Perles et cabochons sont produits ici à la demande – il n’y a pas de stocks d’avance –, en grande série, mais dans la mesure du possible à la main. Nous l’avons vérifié sur place, si des machines, qui ne peuvent de toute façon fonctionner toutes seules, sont évidemment nécessaires pour aider à la tâche, ou ne serait-ce que pour couler le verre en fusion (!), ce sont des petites mains qui font la finition, qui parfont les pièces, qui éventuellement déposent les couches de nacre. « 40 % de nos produits sont destinés à la bijouterie, 40 % au prêt-à-porter, et les 20 % restants pour d’autres secteurs (maroquinerie, ameublement, inserts de robinetterie…), précise Pascal Ancelin. Le chiffre d’affaires (sur lequel notre interlocuteur préfère rester discret) n’a plus rien à voir avec celui de 2008. On a fait dix fois plus en 2021, plus encore qu’en 2020 et 2019. » La covid ? « Je ne dis pas que ça n’a pas été difficile, il y a eu des obstacles, des difficultés d’approvisionnement, de personnel. Mais nous avons surpassé ces problèmes. » À ce jour, l’entreprise compte 35 salariés, rejoints régulièrement par des intérimaires.

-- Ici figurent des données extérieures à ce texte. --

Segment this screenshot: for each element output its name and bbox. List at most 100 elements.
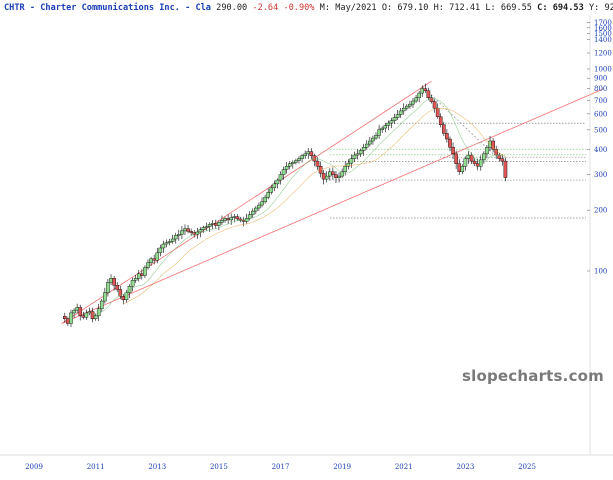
candle-body [411, 100, 415, 105]
candle-body [115, 285, 119, 290]
x-tick-label: 2017 [272, 463, 290, 471]
candle-body [383, 125, 388, 129]
x-tick-label: 2021 [395, 463, 413, 471]
candle-body [331, 171, 335, 175]
candle-body [306, 151, 311, 155]
candle-body [371, 137, 375, 142]
candle-body [445, 133, 449, 140]
candle-body [109, 278, 113, 283]
candle-body [275, 179, 280, 185]
y-tick-label: 400 [594, 146, 607, 154]
candle-body [133, 278, 138, 281]
candle-body [423, 88, 428, 91]
y-tick-label: 1500 [594, 30, 612, 38]
high-label: H: [433, 3, 444, 13]
x-tick-label: 2013 [148, 463, 166, 471]
candle-body [485, 147, 489, 155]
candle-body [161, 243, 166, 249]
candle-body [247, 214, 252, 219]
trendline [421, 86, 494, 155]
candle-body [84, 312, 89, 318]
candle-body [257, 204, 261, 209]
candle-body [482, 153, 486, 161]
y-tick-label: 1600 [594, 24, 612, 32]
y-tick-label: 1200 [594, 50, 612, 58]
candle-body [349, 158, 354, 164]
quote-header: CHTR - Charter Communications Inc. - Cla… [4, 3, 613, 13]
trendline [61, 88, 605, 324]
ticker-symbol[interactable]: CHTR [4, 3, 25, 13]
candle-body [78, 307, 83, 317]
candle-body [309, 151, 314, 156]
candle-body [170, 238, 175, 242]
candle-body [173, 235, 178, 240]
candle-body [281, 169, 286, 175]
candle-body [136, 273, 141, 279]
candle-body [164, 242, 169, 245]
candle-body [315, 160, 320, 167]
candle-body [463, 158, 468, 167]
candle-body [204, 226, 209, 228]
candle-body [140, 273, 144, 276]
candle-body [386, 122, 391, 126]
candle-body [127, 286, 132, 293]
month-value: May/2021 [335, 3, 377, 13]
candle-body [254, 207, 258, 212]
candle-body [500, 158, 505, 162]
x-tick-label: 2023 [456, 463, 474, 471]
low-value: 669.55 [500, 3, 532, 13]
candle-body [220, 220, 224, 223]
moving-average-lines [92, 98, 506, 316]
x-tick-label: 2025 [518, 463, 536, 471]
candle-body [451, 147, 455, 155]
candle-body [414, 97, 418, 102]
candle-body [152, 258, 156, 261]
candle-body [235, 216, 240, 220]
candle-body [226, 218, 230, 221]
open-label: O: [381, 3, 393, 13]
candle-body [426, 90, 431, 99]
candle-body [352, 154, 357, 159]
candle-body [374, 135, 378, 139]
x-tick-label: 2019 [333, 463, 351, 471]
candle-body [250, 210, 255, 215]
candle-body [328, 171, 332, 177]
candle-body [112, 278, 116, 286]
candle-body [213, 223, 218, 226]
y-tick-label: 900 [594, 75, 607, 83]
candle-body [186, 228, 190, 232]
candle-body [358, 150, 363, 155]
candle-body [448, 138, 452, 148]
candle-body [408, 103, 412, 107]
candle-body [106, 282, 110, 293]
price-change: -2.64 -0.90% [252, 3, 315, 13]
candle-body [210, 223, 215, 225]
candle-body [81, 315, 86, 318]
y-tick-label: 500 [594, 126, 607, 134]
candle-body [466, 154, 471, 159]
candle-body [103, 292, 107, 302]
x-tick-label: 2011 [87, 463, 105, 471]
candle-body [229, 217, 234, 221]
candle-body [192, 232, 197, 235]
y-tick-label: 200 [594, 207, 607, 215]
last-price: 290.00 [216, 3, 248, 13]
candle-body [189, 231, 193, 233]
candle-body [377, 129, 381, 136]
candle-body [398, 110, 403, 115]
month-label: M: [319, 3, 331, 13]
moving-average-line [123, 107, 506, 305]
candle-body [438, 116, 443, 125]
trendline [61, 80, 432, 324]
candle-body [90, 311, 95, 319]
candle-body [420, 88, 425, 94]
low-label: L: [485, 3, 496, 13]
y-tick-label: 600 [594, 110, 607, 118]
candle-body [321, 172, 326, 180]
y-tick-label: 300 [594, 171, 607, 179]
candle-body [380, 127, 384, 131]
y-tick-label: 700 [594, 97, 607, 105]
candle-body [269, 187, 274, 193]
support-resistance-levels [330, 122, 586, 219]
candle-body [300, 155, 304, 159]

Un processus spectaculaire
Dans le grand atelier, qui vient de s’agrandir et de se moderniser, l’équipe au labeur (ici, on travaille en 2×8) est en train de sortir des petites pièces que nous ne pouvons décrire plus précisément par souci de discrétion pour le client. Nous reconnaitrons facilement son logo déposé plus tard sur la surface par les ouvrières – l’effectif est majoritairement féminin – dans leur propre local.
Mais avant cela, que d’étapes : dans le four, chaux (un peu), sable, groisil surtout, et éventuellement pigments pour teinter, sont d’abord mélangés et portés à fusion (1 500 °C) ; le verre – celui que nous voyons est sans plomb (avec du plomb, c’est du cristal), sans substances non désirables (cadmium, arsenic) – coule littéralement le long d’un toboggan jusqu’à un moule – il y en a déjà un millier en stock, pour autant de formes possibles – d’où sortira, en bout de tunnel, durcie mais toujours chaude, pour ne pas dire brûlante, la pièce prévue, avant qu’elle ne rejoigne d’autres postes, où elle sera tour à tour usinée, polie, émaillée, marquée à l’encre ou au métal précieux, laquée ou bien nacrée en fin de parcours. Spécialisée dans les petites pièces, Ematek déploie une multitude de possibilités. Un atout de plus pour cette entreprise loudunaise qui gagne !
Transmission de savoir-faire, mode d’emploi
Il n’y a pas réellement de formations aux métiers exercés chez Ematek. Alors, comment ce savoir-faire qu’elle revendique s’obtient-il, se transmet-il ? « Nous préférons former nous-mêmes, indique Pascal Ancelin. Nous avons pour projet de mettre en place des tutos vidéo avec les meilleures pratiques. Cela permettra de montrer les bons gestes, d’avoir une base documentaire. C’est encore intangible. » En cas de besoin, Ematek fait appel aux intérimaires, les forme (ce qui demande du temps, car personne n’est directement opérationnel du jour au lendemain), et propose éventuellement un CDI aux plus motivés.
Lire aussi : Marc Collet, de l’industrie à l’artisanat d’art
Chronologie
- 1929 : Vincent et Alexandre Alexanian créent Ematek à Paris.
- 1974 : L’entreprise s’installe à Chinon.
- 1985 : Ematek à Loudun.
- 2002 : Rachat par Arc international.
- 2008 : Fermeture envisagée. Mais deux salariés décident de poursuivre.
- 2021 : Agrandissement et modernisation de l’atelier.